Turkey has distanced itself plenty with the 1974 invasion and occupation since then. It has officialised its status as that of foreign military occupier.

GCs have no fear of losing their Greekness. They managed to maintain their language, culture, religion, customs etc in the face of worse adversities than the 1974 invasion. I doubt that we would have been as Greek as we are now if there had been Enosis in let's say 1950. Modern Greece is nowhere as Greek as Cyprus.

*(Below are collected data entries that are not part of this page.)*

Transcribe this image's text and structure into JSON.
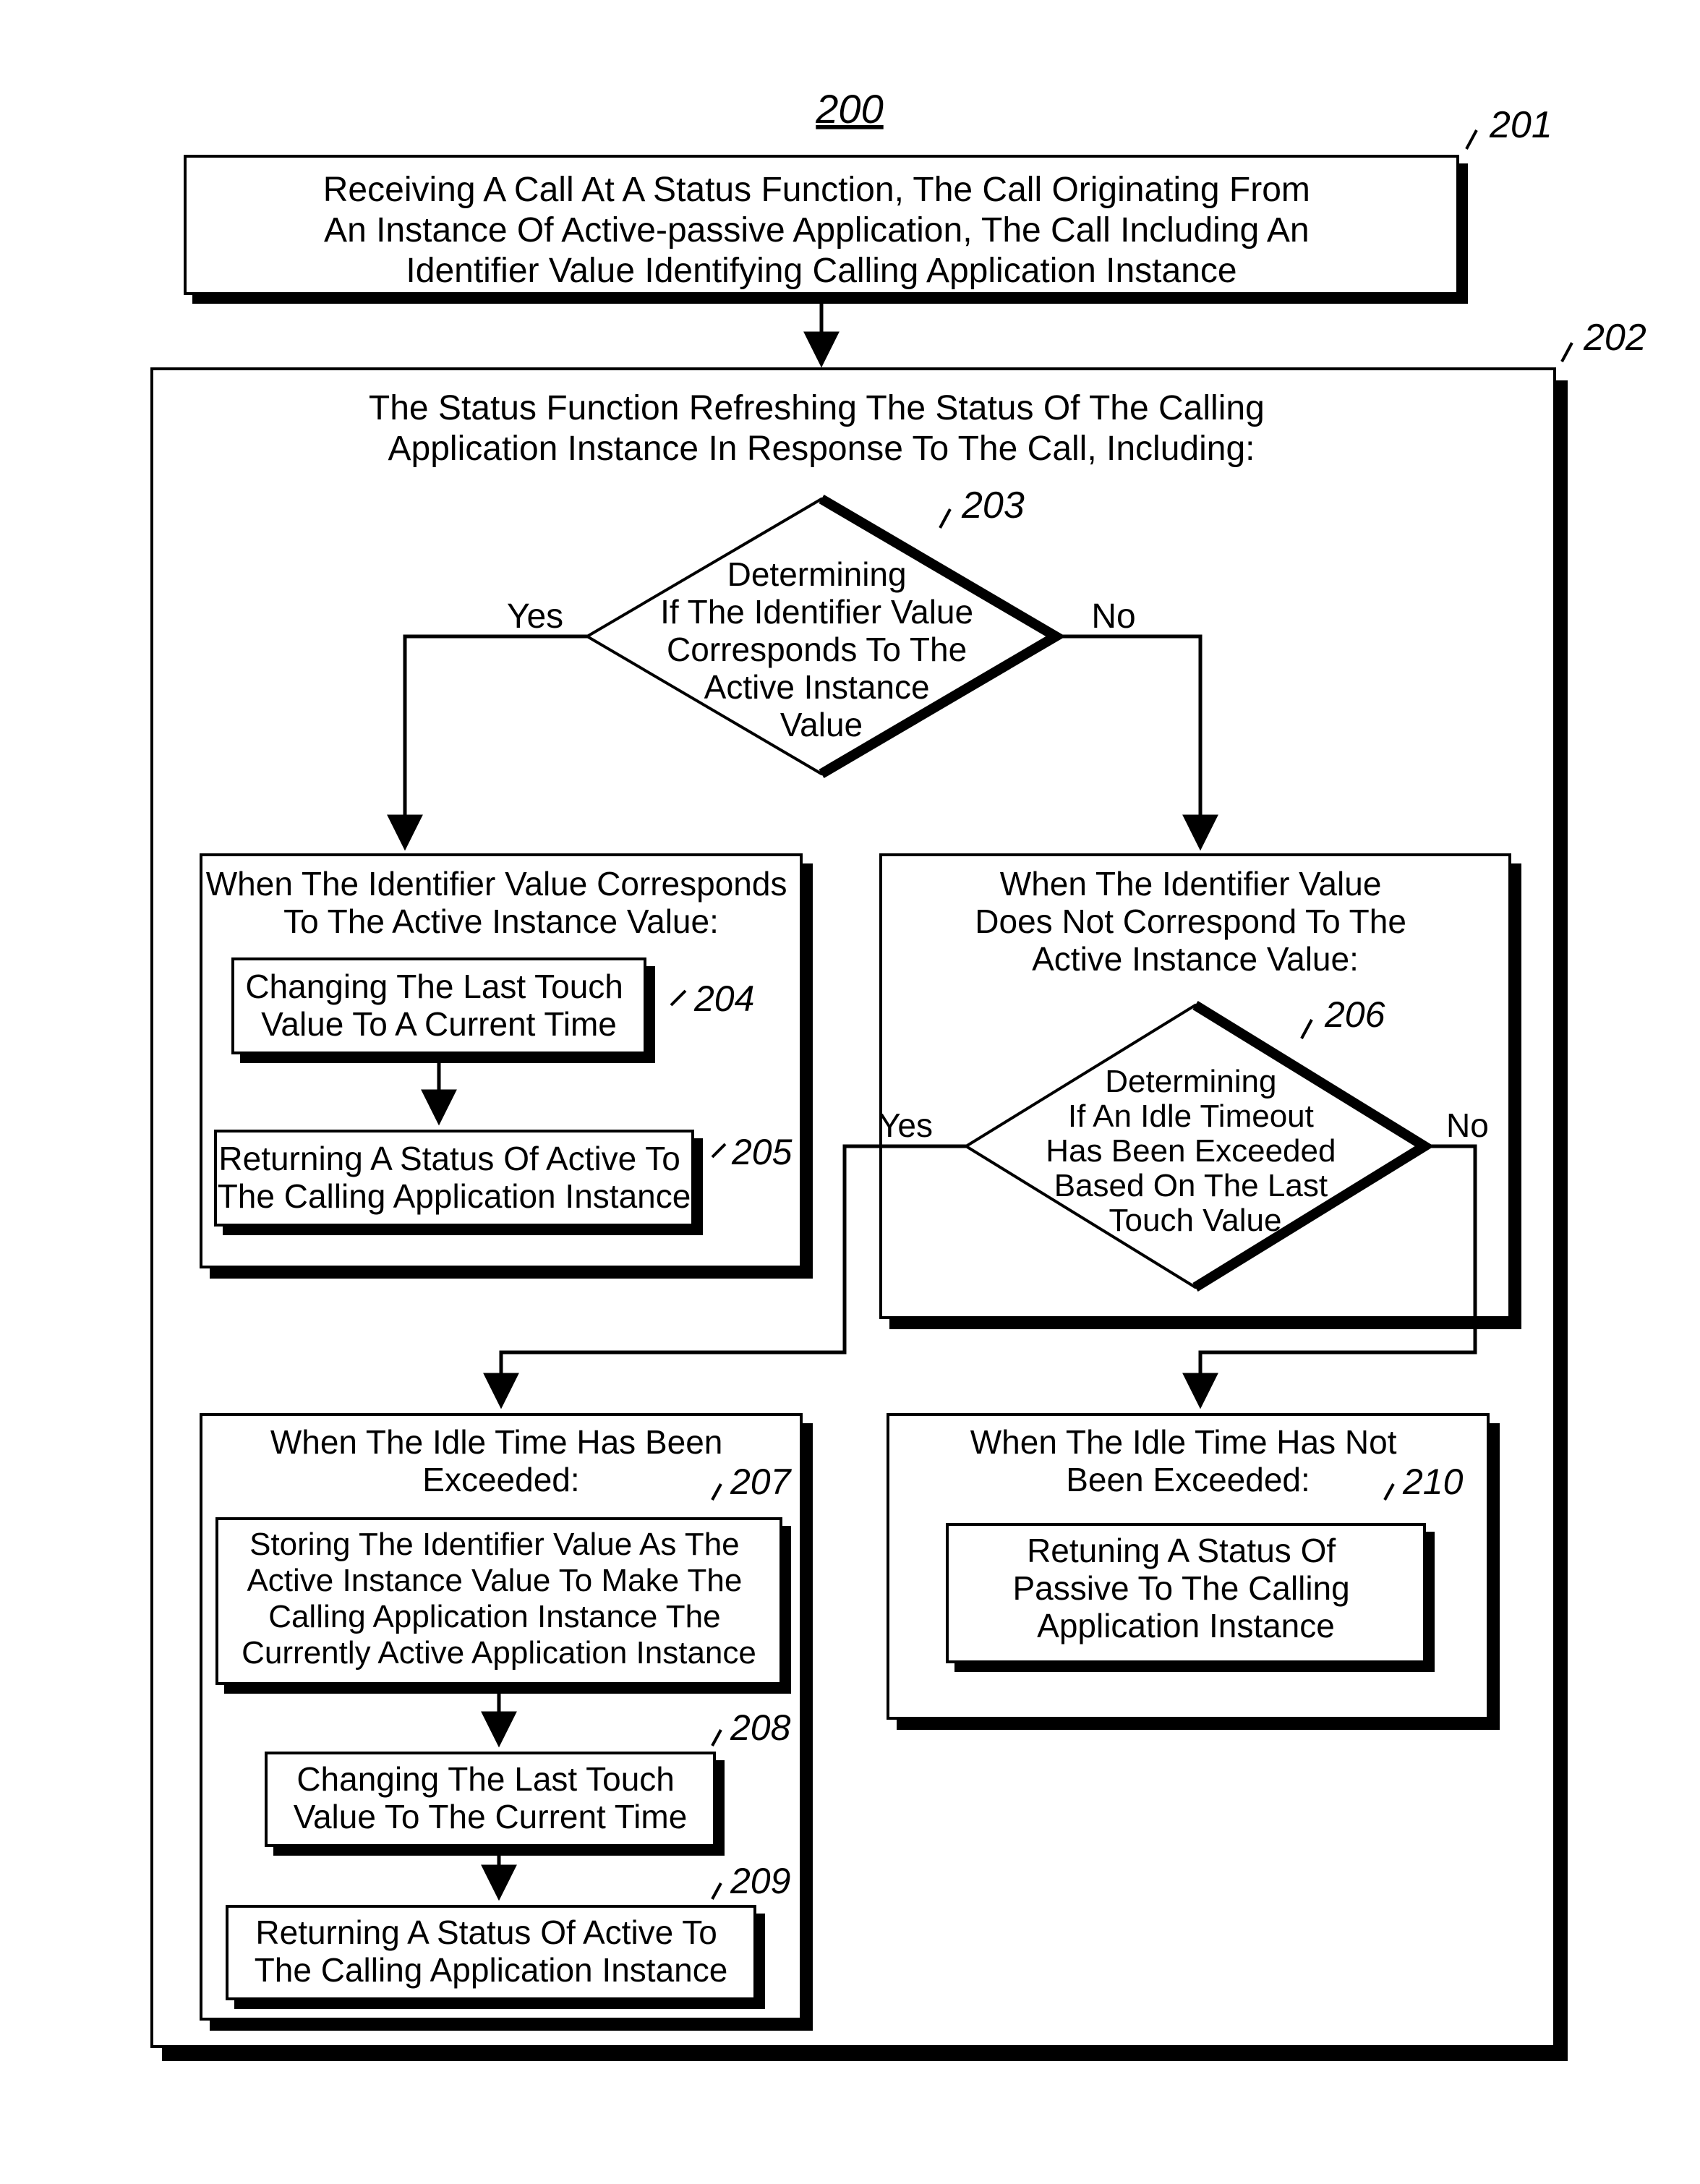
{
  "title": "200",
  "labels": {
    "201": "201",
    "202": "202",
    "203": "203",
    "204": "204",
    "205": "205",
    "206": "206",
    "207": "207",
    "208": "208",
    "209": "209",
    "210": "210",
    "yes1": "Yes",
    "no1": "No",
    "yes2": "Yes",
    "no2": "No"
  },
  "box201": {
    "l1": "Receiving A Call At A Status Function, The Call Originating From",
    "l2": "An Instance Of Active-passive Application, The Call Including An",
    "l3": "Identifier Value Identifying Calling Application Instance"
  },
  "box202": {
    "l1": "The Status Function Refreshing The Status Of The Calling",
    "l2": "Application Instance In Response To The Call, Including:"
  },
  "d203": {
    "l1": "Determining",
    "l2": "If The Identifier Value",
    "l3": "Corresponds To The",
    "l4": "Active Instance",
    "l5": "Value"
  },
  "leftHdr": {
    "l1": "When The Identifier Value Corresponds",
    "l2": "To The Active Instance Value:"
  },
  "rightHdr": {
    "l1": "When The Identifier Value",
    "l2": "Does Not Correspond To The",
    "l3": "Active Instance Value:"
  },
  "b204": {
    "l1": "Changing The Last Touch",
    "l2": "Value To A Current Time"
  },
  "b205": {
    "l1": "Returning A Status Of Active To",
    "l2": "The Calling Application Instance"
  },
  "d206": {
    "l1": "Determining",
    "l2": "If An Idle Timeout",
    "l3": "Has Been Exceeded",
    "l4": "Based On The Last",
    "l5": "Touch Value"
  },
  "b207hdr": {
    "l1": "When The Idle Time Has Been",
    "l2": "Exceeded:"
  },
  "b207": {
    "l1": "Storing The Identifier Value As The",
    "l2": "Active Instance Value To Make The",
    "l3": "Calling Application Instance The",
    "l4": "Currently Active Application Instance"
  },
  "b208": {
    "l1": "Changing The Last Touch",
    "l2": "Value To The Current Time"
  },
  "b209": {
    "l1": "Returning A Status Of Active To",
    "l2": "The Calling Application Instance"
  },
  "b210hdr": {
    "l1": "When The Idle Time Has Not",
    "l2": "Been Exceeded:"
  },
  "b210": {
    "l1": "Retuning A Status Of",
    "l2": "Passive To The Calling",
    "l3": "Application Instance"
  }
}
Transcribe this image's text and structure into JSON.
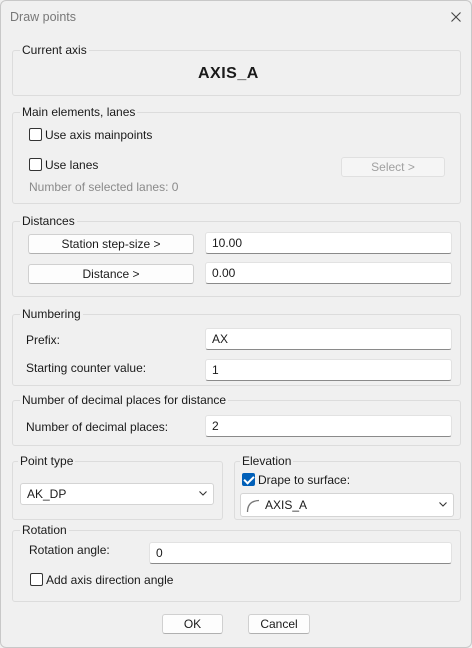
{
  "window": {
    "title": "Draw points"
  },
  "current_axis": {
    "label": "Current axis",
    "value": "AXIS_A"
  },
  "main_elements": {
    "label": "Main elements, lanes",
    "use_axis_mainpoints": {
      "label": "Use axis mainpoints",
      "checked": false
    },
    "use_lanes": {
      "label": "Use lanes",
      "checked": false
    },
    "select_button": "Select >",
    "selected_lanes_text": "Number of selected lanes: 0"
  },
  "distances": {
    "label": "Distances",
    "station_step_button": "Station step-size >",
    "station_step_value": "10.00",
    "distance_button": "Distance >",
    "distance_value": "0.00"
  },
  "numbering": {
    "label": "Numbering",
    "prefix_label": "Prefix:",
    "prefix_value": "AX",
    "start_label": "Starting counter value:",
    "start_value": "1"
  },
  "decimals": {
    "label": "Number of decimal places for distance",
    "places_label": "Number of decimal places:",
    "places_value": "2"
  },
  "point_type": {
    "label": "Point type",
    "selected": "AK_DP"
  },
  "elevation": {
    "label": "Elevation",
    "drape_label": "Drape to surface:",
    "drape_checked": true,
    "surface_selected": "AXIS_A"
  },
  "rotation": {
    "label": "Rotation",
    "angle_label": "Rotation angle:",
    "angle_value": "0",
    "add_direction_label": "Add axis direction angle",
    "add_direction_checked": false
  },
  "footer": {
    "ok": "OK",
    "cancel": "Cancel"
  },
  "icons": {
    "close": "close-icon",
    "chevron": "chevron-down-icon",
    "surface": "surface-arc-icon",
    "check": "checkmark-icon"
  },
  "colors": {
    "accent": "#005fb8",
    "background": "#f0f0f0",
    "disabled_text": "#a0a0a0"
  }
}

In post 1974 Greece there has been a domination of culture by left wing, so by definition imported, ideology. In their rush to deny the Junta, Greeks have gone overboard in eliminating customs that they perceive as fascist by association. It is no accident that the word patriot usually appears in newspapers in quotation marks. Even right wing parties feel obliged to use left wing rhetoric, as noted by commentators like Nikos Dimou (Bananiot's favorite) and professor Yannaras (an intellectual giant compared to Dimou).

Modern Greek culture is a mish mash of pseudo ecology, ersatz left wing-ism, and self deprecation. Recall that a song by an iconic public person, titled "Asshole Greeks" was a major hit some years ago.

Against this background we should fear losing our Greekness if Enosis comes about, and not if it does not.